As it can be seen, the NaN generated a significant increase in the passing percentages for math, reading, and overall. This was due to the fact that 9th graders at Thomas High School had a considerably high amount of students who didn't pass the math or reading exams. Even though there was academic dishonesty, 9th graders were making that percentage of students who passed remain very low in the 60s %. After their scores got replaced with NaN, and therefore dismissed in the analysis, the percentage of passing students increased up to the 90s % as the rest of the school performed mostly above the passing grade of 70.
- How does replacing the ninth graders’ math and reading scores affect Thomas High School’s performance relative to the other schools?
In comparison to other schools, after replacing the 9th graders with NaNs Thomas High School's results became a lot better. The average scores were still pretty similar, but the passing percentages were at the top. These are the top 5 schools of the district:
As we can see above, it reached the 2nd place out of the 15 schools in the district with a overall passing percentage of 90.63%. This meant that 90.6% of the entire high school (excluding 9th graders because of academic dishonesty) had a score above 70 for both math and reading.

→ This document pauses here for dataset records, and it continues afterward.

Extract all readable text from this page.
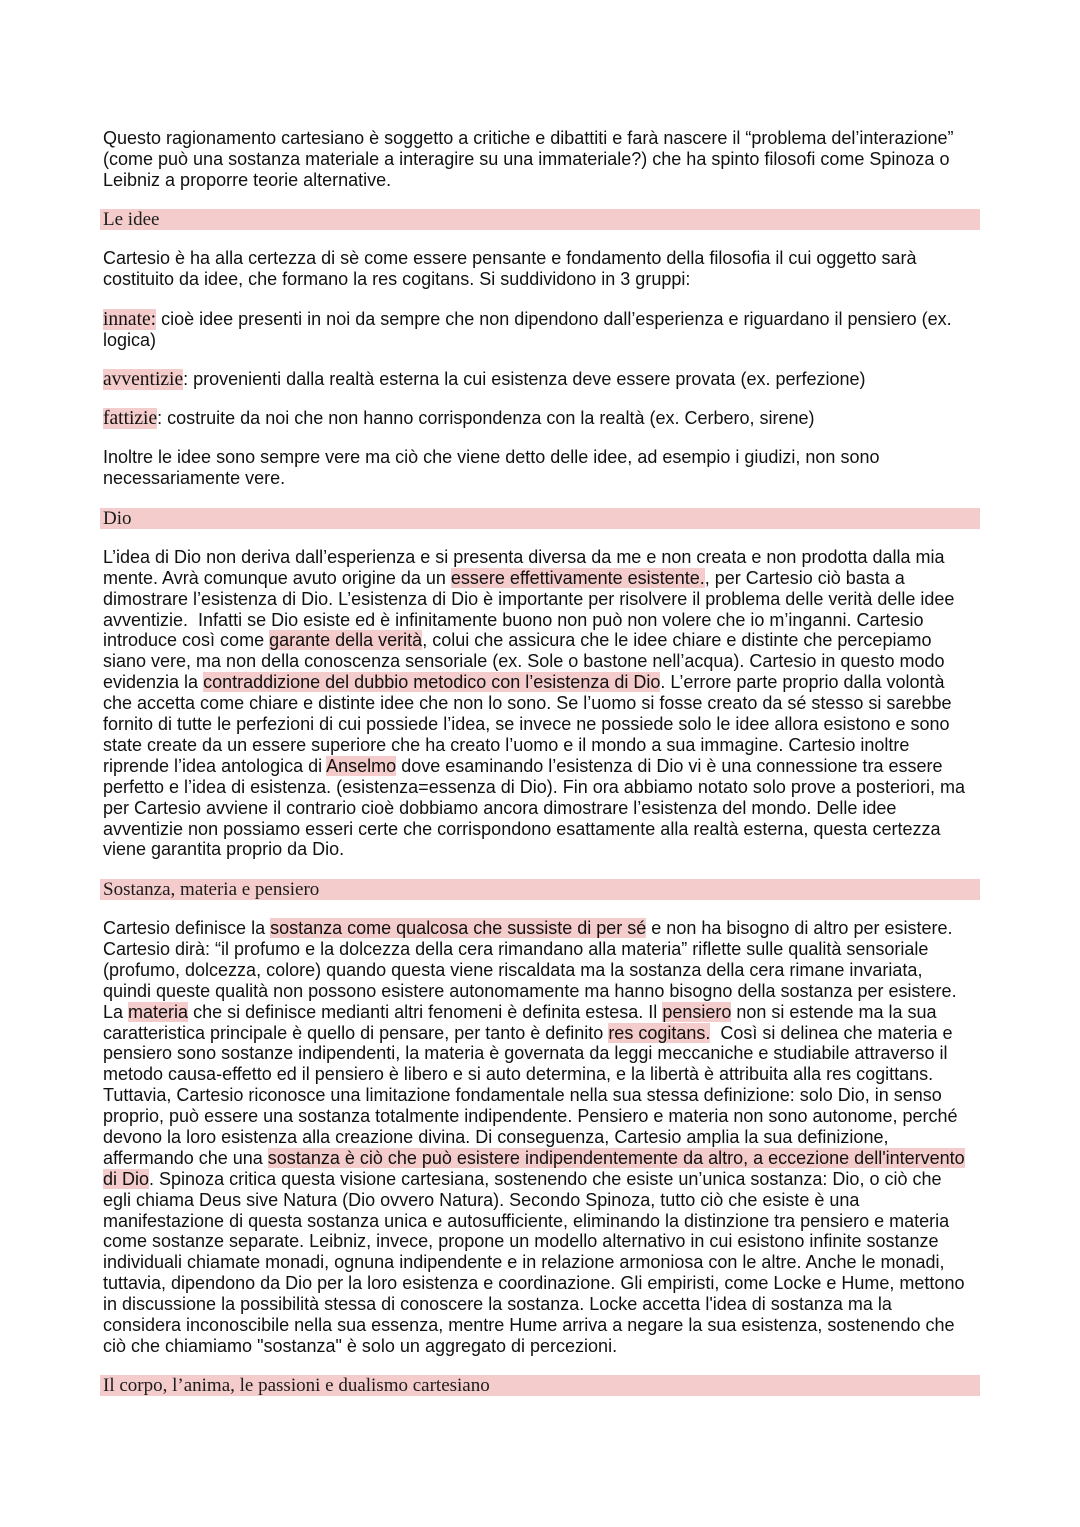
Questo ragionamento cartesiano è soggetto a critiche e dibattiti e farà nascere il “problema del’interazione”
(come può una sostanza materiale a interagire su una immateriale?) che ha spinto filosofi come Spinoza o
Leibniz a proporre teorie alternative.
Le idee
Cartesio è ha alla certezza di sè come essere pensante e fondamento della filosofia il cui oggetto sarà
costituito da idee, che formano la res cogitans. Si suddividono in 3 gruppi:
innate: cioè idee presenti in noi da sempre che non dipendono dall’esperienza e riguardano il pensiero (ex.
logica)
avventizie: provenienti dalla realtà esterna la cui esistenza deve essere provata (ex. perfezione)
fattizie: costruite da noi che non hanno corrispondenza con la realtà (ex. Cerbero, sirene)
Inoltre le idee sono sempre vere ma ciò che viene detto delle idee, ad esempio i giudizi, non sono
necessariamente vere.
Dio
L’idea di Dio non deriva dall’esperienza e si presenta diversa da me e non creata e non prodotta dalla mia
mente. Avrà comunque avuto origine da un essere effettivamente esistente., per Cartesio ciò basta a
dimostrare l’esistenza di Dio. L’esistenza di Dio è importante per risolvere il problema delle verità delle idee
avventizie.  Infatti se Dio esiste ed è infinitamente buono non può non volere che io m’inganni. Cartesio
introduce così come garante della verità, colui che assicura che le idee chiare e distinte che percepiamo
siano vere, ma non della conoscenza sensoriale (ex. Sole o bastone nell’acqua). Cartesio in questo modo
evidenzia la contraddizione del dubbio metodico con l’esistenza di Dio. L’errore parte proprio dalla volontà
che accetta come chiare e distinte idee che non lo sono. Se l’uomo si fosse creato da sé stesso si sarebbe
fornito di tutte le perfezioni di cui possiede l’idea, se invece ne possiede solo le idee allora esistono e sono
state create da un essere superiore che ha creato l’uomo e il mondo a sua immagine. Cartesio inoltre
riprende l’idea antologica di Anselmo dove esaminando l’esistenza di Dio vi è una connessione tra essere
perfetto e l’idea di esistenza. (esistenza=essenza di Dio). Fin ora abbiamo notato solo prove a posteriori, ma
per Cartesio avviene il contrario cioè dobbiamo ancora dimostrare l’esistenza del mondo. Delle idee
avventizie non possiamo esseri certe che corrispondono esattamente alla realtà esterna, questa certezza
viene garantita proprio da Dio.
Sostanza, materia e pensiero
Cartesio definisce la sostanza come qualcosa che sussiste di per sé e non ha bisogno di altro per esistere.
Cartesio dirà: “il profumo e la dolcezza della cera rimandano alla materia” riflette sulle qualità sensoriale
(profumo, dolcezza, colore) quando questa viene riscaldata ma la sostanza della cera rimane invariata,
quindi queste qualità non possono esistere autonomamente ma hanno bisogno della sostanza per esistere.
La materia che si definisce medianti altri fenomeni è definita estesa. Il pensiero non si estende ma la sua
caratteristica principale è quello di pensare, per tanto è definito res cogitans.  Così si delinea che materia e
pensiero sono sostanze indipendenti, la materia è governata da leggi meccaniche e studiabile attraverso il
metodo causa-effetto ed il pensiero è libero e si auto determina, e la libertà è attribuita alla res cogittans.
Tuttavia, Cartesio riconosce una limitazione fondamentale nella sua stessa definizione: solo Dio, in senso
proprio, può essere una sostanza totalmente indipendente. Pensiero e materia non sono autonome, perché
devono la loro esistenza alla creazione divina. Di conseguenza, Cartesio amplia la sua definizione,
affermando che una sostanza è ciò che può esistere indipendentemente da altro, a eccezione dell'intervento
di Dio. Spinoza critica questa visione cartesiana, sostenendo che esiste un’unica sostanza: Dio, o ciò che
egli chiama Deus sive Natura (Dio ovvero Natura). Secondo Spinoza, tutto ciò che esiste è una
manifestazione di questa sostanza unica e autosufficiente, eliminando la distinzione tra pensiero e materia
come sostanze separate. Leibniz, invece, propone un modello alternativo in cui esistono infinite sostanze
individuali chiamate monadi, ognuna indipendente e in relazione armoniosa con le altre. Anche le monadi,
tuttavia, dipendono da Dio per la loro esistenza e coordinazione. Gli empiristi, come Locke e Hume, mettono
in discussione la possibilità stessa di conoscere la sostanza. Locke accetta l'idea di sostanza ma la
considera inconoscibile nella sua essenza, mentre Hume arriva a negare la sua esistenza, sostenendo che
ciò che chiamiamo "sostanza" è solo un aggregato di percezioni.
Il corpo, l’anima, le passioni e dualismo cartesiano
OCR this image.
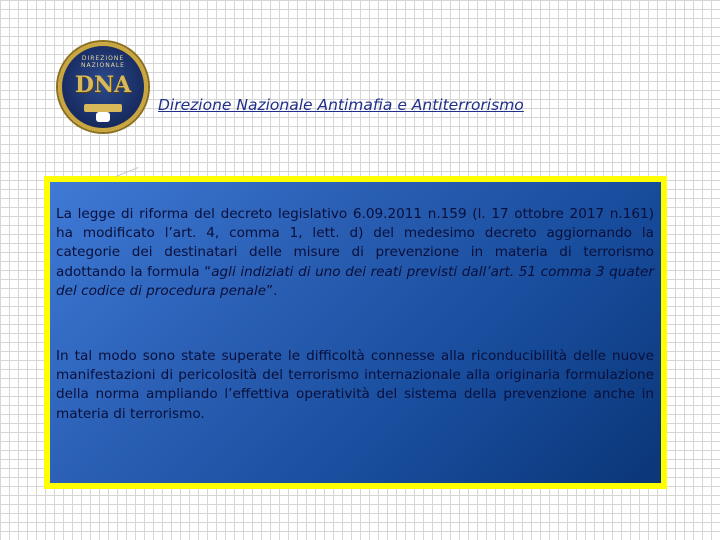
DIREZIONE NAZIONALE
DNA
Direzione Nazionale Antimafia e Antiterrorismo

La legge di riforma del decreto legislativo 6.09.2011 n.159 (l. 17 ottobre 2017 n.161) ha modificato l’art. 4, comma 1, lett. d) del medesimo decreto aggiornando la categorie dei destinatari delle misure di prevenzione in materia di terrorismo adottando la formula “agli indiziati di uno dei reati previsti dall’art. 51 comma 3 quater del codice di procedura penale”.

In tal modo sono state superate le difficoltà connesse alla riconducibilità delle nuove manifestazioni di pericolosità del terrorismo internazionale alla originaria formulazione della norma ampliando l’effettiva operatività del sistema della prevenzione anche in materia di terrorismo.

- Math and reading scores by grade
First we have the math average scores per grade followed by the reading scores per grade for each school. In this case, the NaNs did not affect our results at all, they were just displayed as an error for ninth graders at Thomas High School. The rest of the data remained intact.
- Scores by school spending
These are the results categorized by the budget per student, meaning the money that the school is theoretically investing on each student. In this situation, the NaNs do not affect the results at all. This is due to the fact that there are a couple of other schools that are categorized in this same per student budget, not affecting the average scores and passing percentages considerably. The per student budget was a calculation made by dividing the school budget by the number of students in it. Thomas High School still has 1,635 students and a $1,043,130 budget making them be part of the third per student budget interval with $638 dollars.
- Scores by school size
Again, Thomas High School kept on having 1,635 students which makes them a medium sized along with other 4 more schools. By replacing the ninth graders scores with NaNs the data is almost untouched. There is no significant changes in the results for this category.
- Scores by school type
And last but not least, the results for the school type did not change at all. This was due to the fact that Thomas High School was categorized in the Charter school type along other 7 schools. Their ninth graders were just a small group relative to all the students in Charter schools, making the overall results stay untouched.
In conclusion, replacing the ninth graders' results at Thomas High School with NaNs generated 4 overall changes to the updated School District Analysis. The first one consisted on a slight alteration in the district summary. As the these students just composed a small portion of the entire population of students from 15 different schools, the averages and passing percentages were decreased by no more than 0.3 units. Moreover, we were able to see a big change in the per school summary as we were analyzing each school independently. For Thomas H.S., replacing 9th graders' scores now consisted on almost 30% of their population of students. Their passing percentages increased by a lot because 9th graders were bringing averages and passing percentages down because most of them had grades below 70. The passing percentages were on the 60s% and moved to the 90s% with the NaNs. Therefore, the top schools graph was also affected as Thomas H.S. was now in second place with an overall passing percentage of 90.6%. And lastly, the graph that was also affected by this change was the average math and reading scores per grade. In this case, the mean could not be calculated for the 9th graders in Thomas H.S. again because all of the scores were replaced with NaNs so the graph displayed the Not a Number error.